Understanding voltage drop
simulate this circuit – Schematic created using CircuitLab
Figure 1. Feeding a short-circuit, feeding a reasonable load and feeding an open-circuit.
- In the first case you have a short-circuit at the load end so the voltage is zero and no useful work is done. The current through the circuit will be \$ I = \frac V R = \frac 5 {20} = 0.25\ \text A \$.
- In the second case you have a reasonable load of 980 Ω (just chosen to make the maths easy). The current through the circuit is \$ I = \frac V R = \frac 5 {1000} = 5\ \text {mA} \$. The voltage at the load will be 4.9 V and the total drop caused by the loop will be 0.1 V.
- In the third case the circuit is open. No current is flowing so there is no voltage drop across the 10 Ω resistors. The voltage measured will be 5 V.
Why do I still read 5 Volts if I place the proves like this
In this picture you've removed the wire connecting the two resistors.

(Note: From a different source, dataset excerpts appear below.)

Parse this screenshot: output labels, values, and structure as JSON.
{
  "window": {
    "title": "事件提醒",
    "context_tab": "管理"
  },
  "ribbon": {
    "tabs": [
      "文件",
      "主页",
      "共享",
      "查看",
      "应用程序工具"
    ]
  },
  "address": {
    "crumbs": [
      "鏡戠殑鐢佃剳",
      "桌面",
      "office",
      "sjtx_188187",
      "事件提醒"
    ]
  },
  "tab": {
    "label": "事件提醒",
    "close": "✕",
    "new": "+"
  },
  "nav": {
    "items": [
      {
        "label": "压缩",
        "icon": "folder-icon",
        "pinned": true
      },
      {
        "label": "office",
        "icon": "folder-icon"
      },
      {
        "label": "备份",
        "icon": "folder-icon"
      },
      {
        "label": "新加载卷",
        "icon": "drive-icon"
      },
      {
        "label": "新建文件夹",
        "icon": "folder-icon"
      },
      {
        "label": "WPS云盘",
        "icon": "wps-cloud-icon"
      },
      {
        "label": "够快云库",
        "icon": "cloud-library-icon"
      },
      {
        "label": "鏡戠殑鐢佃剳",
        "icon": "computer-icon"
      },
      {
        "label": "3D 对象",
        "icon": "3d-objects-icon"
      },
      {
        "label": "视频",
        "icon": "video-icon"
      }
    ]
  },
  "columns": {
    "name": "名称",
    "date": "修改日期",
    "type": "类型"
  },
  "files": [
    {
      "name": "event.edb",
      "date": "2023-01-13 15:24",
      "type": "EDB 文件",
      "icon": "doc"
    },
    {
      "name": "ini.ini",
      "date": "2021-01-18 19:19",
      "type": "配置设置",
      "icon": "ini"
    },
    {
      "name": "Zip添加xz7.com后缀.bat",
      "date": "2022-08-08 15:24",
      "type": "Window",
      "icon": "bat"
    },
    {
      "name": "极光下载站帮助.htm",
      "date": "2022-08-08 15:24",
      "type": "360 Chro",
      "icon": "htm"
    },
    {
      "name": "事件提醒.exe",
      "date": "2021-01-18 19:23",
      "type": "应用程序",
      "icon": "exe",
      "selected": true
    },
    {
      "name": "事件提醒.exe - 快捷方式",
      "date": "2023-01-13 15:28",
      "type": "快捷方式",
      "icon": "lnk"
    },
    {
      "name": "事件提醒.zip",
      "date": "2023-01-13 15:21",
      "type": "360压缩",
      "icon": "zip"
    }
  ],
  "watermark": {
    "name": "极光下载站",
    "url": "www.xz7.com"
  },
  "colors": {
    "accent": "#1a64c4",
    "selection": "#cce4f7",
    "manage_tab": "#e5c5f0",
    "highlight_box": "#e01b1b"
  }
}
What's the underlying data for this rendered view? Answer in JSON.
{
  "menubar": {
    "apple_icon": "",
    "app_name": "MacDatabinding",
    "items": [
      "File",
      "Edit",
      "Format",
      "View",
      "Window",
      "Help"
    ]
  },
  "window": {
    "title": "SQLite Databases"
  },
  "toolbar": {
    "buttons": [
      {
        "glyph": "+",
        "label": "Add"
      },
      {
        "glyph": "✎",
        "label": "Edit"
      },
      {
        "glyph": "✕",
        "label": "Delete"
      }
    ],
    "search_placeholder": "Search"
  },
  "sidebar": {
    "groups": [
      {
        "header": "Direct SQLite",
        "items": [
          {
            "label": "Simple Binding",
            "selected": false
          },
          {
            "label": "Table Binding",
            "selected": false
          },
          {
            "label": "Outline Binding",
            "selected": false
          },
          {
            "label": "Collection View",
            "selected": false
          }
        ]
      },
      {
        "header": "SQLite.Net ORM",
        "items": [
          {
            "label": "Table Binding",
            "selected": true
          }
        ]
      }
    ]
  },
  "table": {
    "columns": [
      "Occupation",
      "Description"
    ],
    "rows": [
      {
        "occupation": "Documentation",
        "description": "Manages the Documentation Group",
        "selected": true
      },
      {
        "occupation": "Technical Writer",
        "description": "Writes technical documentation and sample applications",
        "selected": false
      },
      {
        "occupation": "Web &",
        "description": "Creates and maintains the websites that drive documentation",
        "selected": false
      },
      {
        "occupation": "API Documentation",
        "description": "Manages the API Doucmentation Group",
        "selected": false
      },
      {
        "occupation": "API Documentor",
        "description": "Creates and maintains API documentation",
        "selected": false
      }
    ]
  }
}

Therefore there is no current flowing through the 1st 10-ohm resistor. So, by Ohm's Law, there is no voltage drop across it, and both of its ends are at +5 V.
And there is no current flowing through the 2nd 10-ohm resistor. So, by Ohm's Law, there is no voltage drop across it and both of its ends are at 0 V.
And the difference between 5 V and 0 v is 5 V.
A) Arduino analog input reads voltages.
B) People in the internet send current over the wire, so wire resistance causes drop. The case where your circuit has no current flowing has also no drop.